Liberty is freedom from sin, not freedom to sin. Or, in other words, think of Jesus’ words of Matthew 7:12 NIV 1984: “So in everything, do to others what you would have them do to you…”

 

In practical terms living without pride and prejudice is lived in the way the Apostle Paul spoke from Romans 12:12-16 “Rejoice in hope, be patient in tribulation, be constant in prayer. Contribute to the needs of the saints and seek to show hospitality. Bless those who persecute you; bless and do not curse them. Rejoice with those who rejoice, weep with those who weep. Live in harmony with one another. Do not be haughty, but associate with the lowly. Never be wise in your own sight.”

 

There will come a day where all prejudice, bigotry, and oppression will end. It will be in the next life, in Heaven.

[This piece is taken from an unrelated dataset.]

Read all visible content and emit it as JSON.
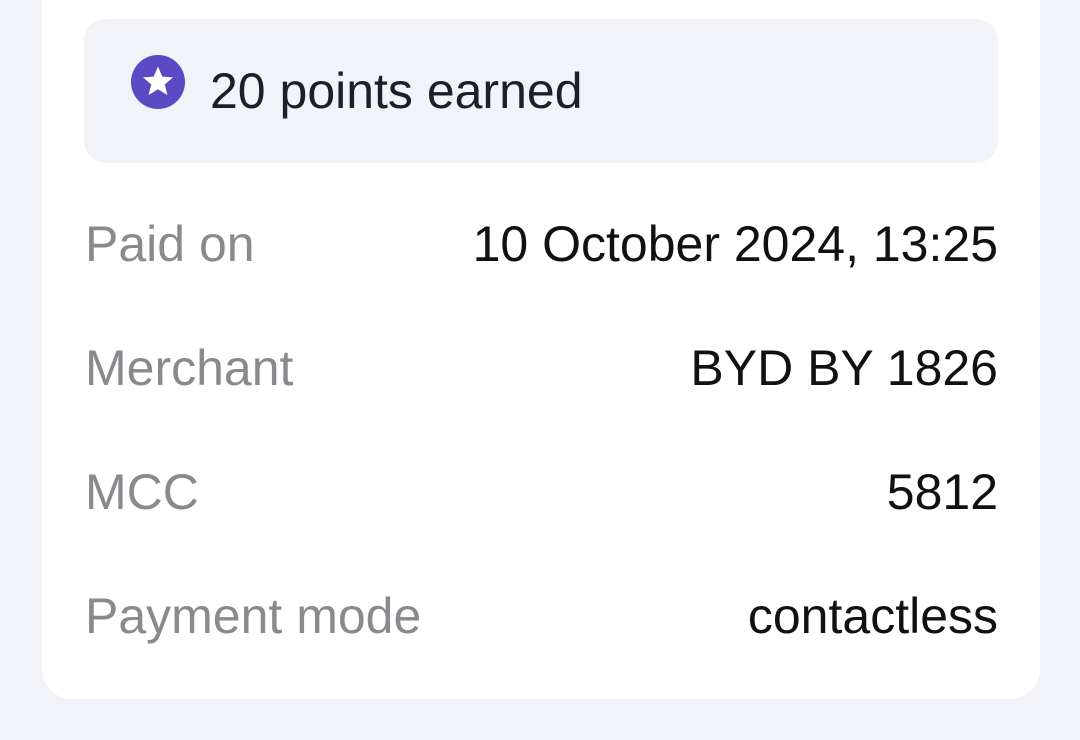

Or as Martin Luther King Junior said, reflecting the prophet Isaiah (Isaiah 40:3-5): I have a dream that one day every valley shall be exalted, every hill and mountain shall be made low, the rough places will be made plain, and the crooked places will be made straight, and the glory of the Lord shall be revealed, and all flesh shall see it together.”

 

In the name of the Father, and of the Son, and of the Holy Spirit. Amen.

 

(Check presentation to LSS of the profits from Fall Fashion Fling to benefit the Ruth House in Brockton.)